Village in Mazandaran province, Iran

Kalenow (كلنو) (Note: Formerly known as Kalenow-e Sofla (كلنو سفلي), also romanized as Kalenow-ye Soflá; also known as Kalenow-ye Pā’īn) is a village in Kelardasht-e Sharqi Rural District (Note: Formerly Kelardasht Rural District) of the Central District in Kelardasht County, (Note: Formerly Kelardasht District of Chalus County) Mazandaran province, Iran.

==Demographics==
===Population===
At the time of the 2006 National Census, the village's population was 686 in 185 households, when it was in Birun Bashm Rural District of Kelardasht District (Note: Renamed Kelardasht County) in Chalus County and listed as Kalenow-e Sofla.
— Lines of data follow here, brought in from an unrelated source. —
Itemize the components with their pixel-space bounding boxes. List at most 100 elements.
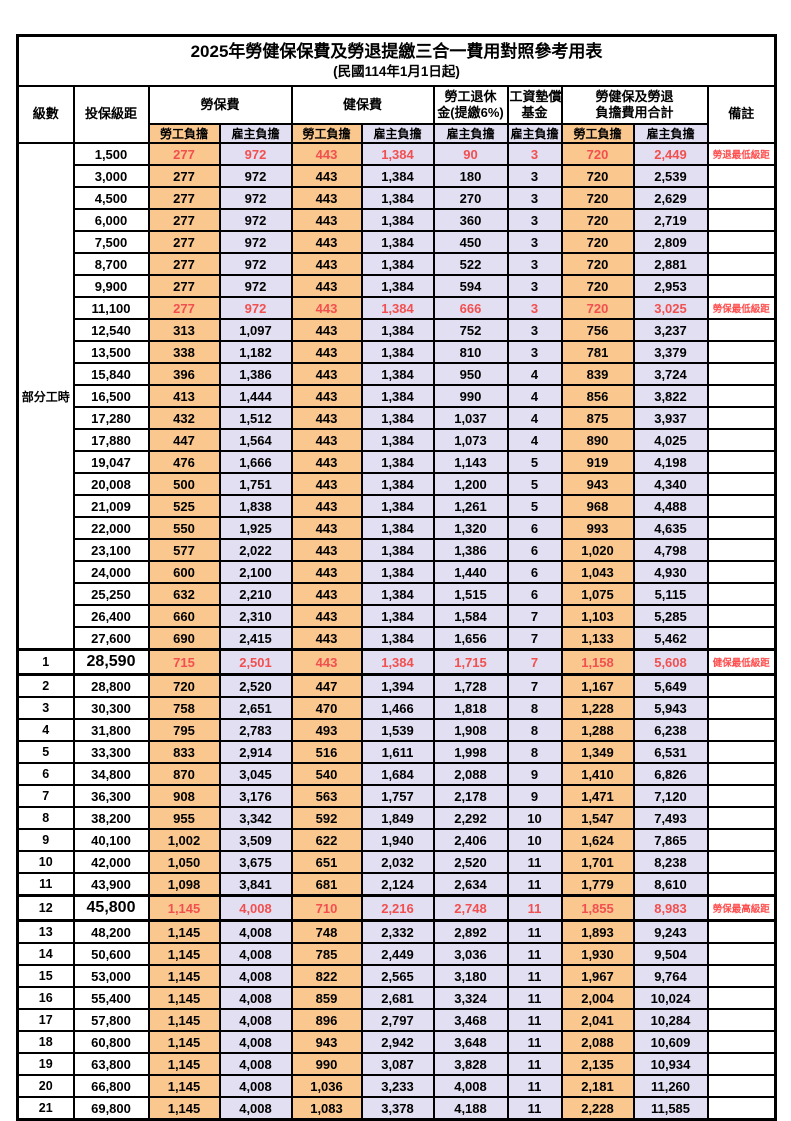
cell-wage-fund-employer: 8	[506, 740, 563, 764]
cell-total-employee: 781	[560, 340, 635, 364]
cell-labor-employer: 1,097	[218, 318, 293, 342]
cell-health-employer: 1,384	[360, 318, 435, 342]
table-row: 8,700 277 972 443 1,384 522 3 720 2,881	[18, 252, 777, 276]
cell-total-employee: 1,701	[560, 850, 635, 874]
cell-remark	[706, 274, 777, 298]
cell-bracket: 1,500	[72, 142, 150, 166]
cell-health-employee: 1,083	[290, 1096, 363, 1121]
cell-bracket: 11,100	[72, 296, 150, 320]
cell-total-employee: 2,041	[560, 1008, 635, 1032]
cell-labor-employee: 277	[147, 186, 221, 210]
cell-labor-employee: 720	[147, 673, 221, 698]
col-header-wage-fund: 工資墊償 基金	[506, 85, 563, 125]
cell-total-employer: 4,930	[632, 560, 709, 584]
cell-labor-employee: 632	[147, 582, 221, 606]
cell-wage-fund-employer: 3	[506, 252, 563, 276]
cell-total-employee: 968	[560, 494, 635, 518]
cell-total-employee: 839	[560, 362, 635, 386]
cell-bracket: 17,880	[72, 428, 150, 452]
cell-bracket: 38,200	[72, 806, 150, 830]
cell-pension-employer: 3,828	[432, 1052, 509, 1076]
cell-labor-employee: 313	[147, 318, 221, 342]
table-row: 14 50,600 1,145 4,008 785 2,449 3,036 11 1,930 9,…	[16, 942, 777, 966]
cell-bracket: 28,590	[72, 648, 150, 676]
cell-labor-employer: 972	[218, 230, 293, 254]
table-row: 13 48,200 1,145 4,008 748 2,332 2,892 11 1,893 9,…	[16, 919, 777, 944]
table-row: 15 53,000 1,145 4,008 822 2,565 3,180 11 1,967 9,…	[16, 964, 777, 988]
cell-total-employee: 1,158	[560, 648, 635, 676]
title-row: 2025年勞健保保費及勞退提繳三合一費用對照參考用表 (民國114年1月1日起)	[16, 34, 777, 87]
cell-remark: 勞保最低級距	[706, 296, 777, 320]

The following census in 2011 counted 847 people in 261 households, by which time the rural district had been separated from the district in the formation of Marzanabad District. The 2016 census measured the population of the village as 1,241 people in 408 households, when it was listed as Kalenow.

Kalenow was transferred to Kelardasht-e Sharqi Rural District of the Central District in Kelardasht County in 2019.